If Ed were a ghost, he’d be a friendly one. I know this because whenever I come back to our house in San Francisco, although the air is cold and slightly damp, it never feels hostile the way you think it would if someone who once lived here committed suicide. The room we once shared growing up seems bright and warm. I know his energy still lingers all over this house, but especially in areas where he spent a lot of time, such as on the long couch in the living room, his desk in the dining room, and his bed in our bedroom, which we kept because my mom couldn’t bear to give it up. After all this time, it’s not like the energy of a dead person that lingers, but rather the energy of someone who is still alive and out there, somewhere.

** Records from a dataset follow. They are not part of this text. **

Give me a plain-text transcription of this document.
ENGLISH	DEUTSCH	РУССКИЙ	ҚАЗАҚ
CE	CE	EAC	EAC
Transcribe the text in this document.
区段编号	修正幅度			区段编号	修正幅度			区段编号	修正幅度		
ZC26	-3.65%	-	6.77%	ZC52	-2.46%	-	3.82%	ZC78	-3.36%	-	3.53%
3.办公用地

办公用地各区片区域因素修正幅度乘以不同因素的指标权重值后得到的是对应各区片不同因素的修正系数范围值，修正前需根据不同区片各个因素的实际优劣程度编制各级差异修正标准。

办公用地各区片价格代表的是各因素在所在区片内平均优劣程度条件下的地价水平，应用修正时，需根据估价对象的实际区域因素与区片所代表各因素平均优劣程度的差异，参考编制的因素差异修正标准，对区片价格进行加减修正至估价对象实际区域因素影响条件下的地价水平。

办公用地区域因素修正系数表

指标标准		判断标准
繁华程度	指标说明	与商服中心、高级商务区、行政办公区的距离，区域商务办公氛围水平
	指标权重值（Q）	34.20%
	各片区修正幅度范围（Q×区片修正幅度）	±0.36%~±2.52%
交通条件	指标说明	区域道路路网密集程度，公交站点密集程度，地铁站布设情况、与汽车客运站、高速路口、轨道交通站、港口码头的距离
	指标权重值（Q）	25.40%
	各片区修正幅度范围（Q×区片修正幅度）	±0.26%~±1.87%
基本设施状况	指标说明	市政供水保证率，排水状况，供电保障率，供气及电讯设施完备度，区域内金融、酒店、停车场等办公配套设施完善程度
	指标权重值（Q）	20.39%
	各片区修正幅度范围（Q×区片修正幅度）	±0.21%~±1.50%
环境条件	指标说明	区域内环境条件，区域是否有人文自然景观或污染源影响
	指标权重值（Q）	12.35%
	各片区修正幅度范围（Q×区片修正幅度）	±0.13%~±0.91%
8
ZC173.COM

Since he passed away, every time I’ve come home, one of the first things I do is dust and sponge clean his old dresser in our room. I clean his framed photo and dust the vases. I sponge off the top surface of the dresser as though it’s never been wiped before. It’s where my mom displays the large framed photograph of him that we had up during his funeral. It’s surrounded by two vases, two orchid plants that were given to us when he passed, and a koala stuffed animal I bought in Melbourne. I also leave his service program up there. I noticed that one of the orchids is actually budding right now and about to bloom. Maybe it senses that Ed’s two-year anniversary mark is coming, so it’s time to start flowering.

I’m not fully sure how I developed this routine. I think I became a little obsessive about doing it because in some way, it felt like a way that I was acknowledging him, like, “Hey, Ed! I’m home! I’m here! Can you see me now? I’m touching you! I’m cleaning after you like I did when you were alive!” I always want to see and communicate with him, so maybe this is my weird way of attempting to be more in-your-face with him, even though his face clearly isn’t here.

Two damn years. I still can’t believe it.